Ryan Blethen discusses the press, media and democracy. Daily Democracy is part of the Democracy Papers, a series of articles, essays and editorial opinion examining threats to our freedoms of speech and the press.
May 29, 2008 11:39 AM
Posted by Ryan Blethen
The lack of media scrutiny around the Pentagon's campaign using retired military generals to sell the Iraq war to American public is a shame. The New York Times broke the story last month. Yet there has been nary a word from broadcasters. Of course the cable news networks are mum because they let these generals prattle on about the upside of Iraq and how things really were not that bad for detainees at Guantanamo.
The Seattle Times has a Democracy Papers editorial today, which can be found here, about Congress wanting the Government Accountability Office to investigate the Pentagon's propaganda machine, which spit out these generals, who like good soldiers, said what they were told to say. The New York Times story also revealed that many of these retired generals work for companies with war contracts.

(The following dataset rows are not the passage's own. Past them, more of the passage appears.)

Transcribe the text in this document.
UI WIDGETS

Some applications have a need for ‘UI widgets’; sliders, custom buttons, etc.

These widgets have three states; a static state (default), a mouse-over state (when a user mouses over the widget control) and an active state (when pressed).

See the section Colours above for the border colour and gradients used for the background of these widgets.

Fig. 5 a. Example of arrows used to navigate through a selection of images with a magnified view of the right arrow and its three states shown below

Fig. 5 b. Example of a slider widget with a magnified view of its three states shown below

I always thought it was strange how much airtime these guys were getting. Watching them strut around a stage with a big map of Iraq under their feet was a bit unsettling. The generals were presented as all knowing and were used in the same way a journalist might be used. Why not have a journalist explain what is going on in Iraq and have him or her interview a general or two, while explaining to viewers where that source is coming from. The networks should have been checking out what connections the generals had outside of the studio. That did not happen, and makes them as culpable as the Pentagon.